Some day she would do something with the room. Maybe turn it into a home office, since most of the bookstore paperwork she brought home ended up spread out on a desk in her bedroom.
Not yet, though. She couldn’t bring herself to change anything yet, so she left it untouched and only came in occasionally to dust.
After a few minutes of watching the lights, Maura cleared her throat and turned off the lights before she walked back into the quiet hallway.
As much as she ached with pain for Layla and the life that had been cut short by a whole chain of stupid decisions by a bunch of teenagers, Maura couldn’t stop living. She had another daughter who needed her, now more than ever.
DESPITE THE RADICAL CHANGES to the rest of the town, the Center of Hope Café had changed very little in the twenty years since Jack had been here.

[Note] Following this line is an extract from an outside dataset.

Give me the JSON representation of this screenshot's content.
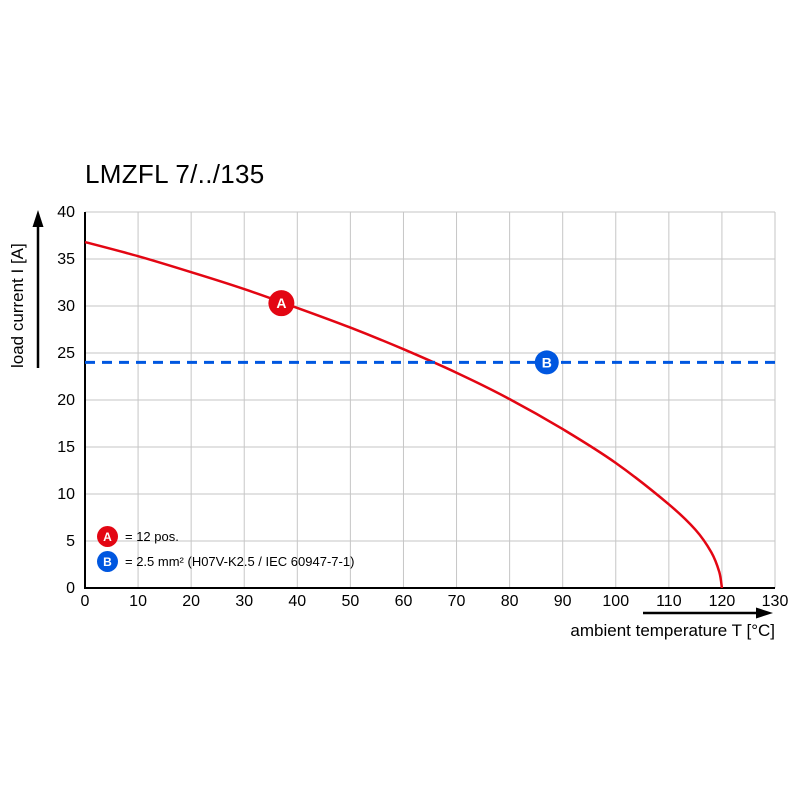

That might be new wallpaper on the wall, something brighter to replace the old wood paneling he remembered, but the booths were covered in the same red vinyl and the ceiling was still the old-fashioned tin-stamped sort favored around the turn of the century.
Even the owner, Dermot Caine, still stood behind the U-shaped bar. He had to be in his mid-sixties, but he had the familiar shock of white hair he’d worn as long as Jack could remember and the same piercing blue eyes that seemed capable of ferreting out any secret.
Despite the calorie-heavy comfort food the café was famous for, Dermot had stayed in shape and looked as if he could beat any comers in an arm-wrestling contest, probably from years of working the grill.
Just now he was busy talking to a couple of guys in Stetsons. Jack looked around for Maura and Sage but couldn’t spot them. He didn’t see anyone else he recognized either. It looked as if the Center of Hope was popular with both locals and tourists, at least judging by the odd mix of high-dollar ski gear and ranch coats.
He stood waiting to be seated for just a moment before Dermot walked over, no trace of recognition in his gaze. No surprise there. Jack had been gone twenty years. He probably looked markedly different than that kid who used to come into the café to study after the library had closed for the night.
It sure as hell had beat going home.
“Hello there and welcome to the Center of Hope Café.” Dermot had a trace of Ireland in his voice. Jack could easily have pictured him running a corner pub in a little town in County Galway somewhere, surrounded by mossy-green fields and stone fences. “You’ve got a couple of choices this lovely morning. You can find yourself a vacant spot at the counter, or I can fix you up with a booth or a table. Your preference.”
“I’m actually waiting for two more. A booth would be fine.”
“I’ve got a prime spot right here by the window. Will that suit you?”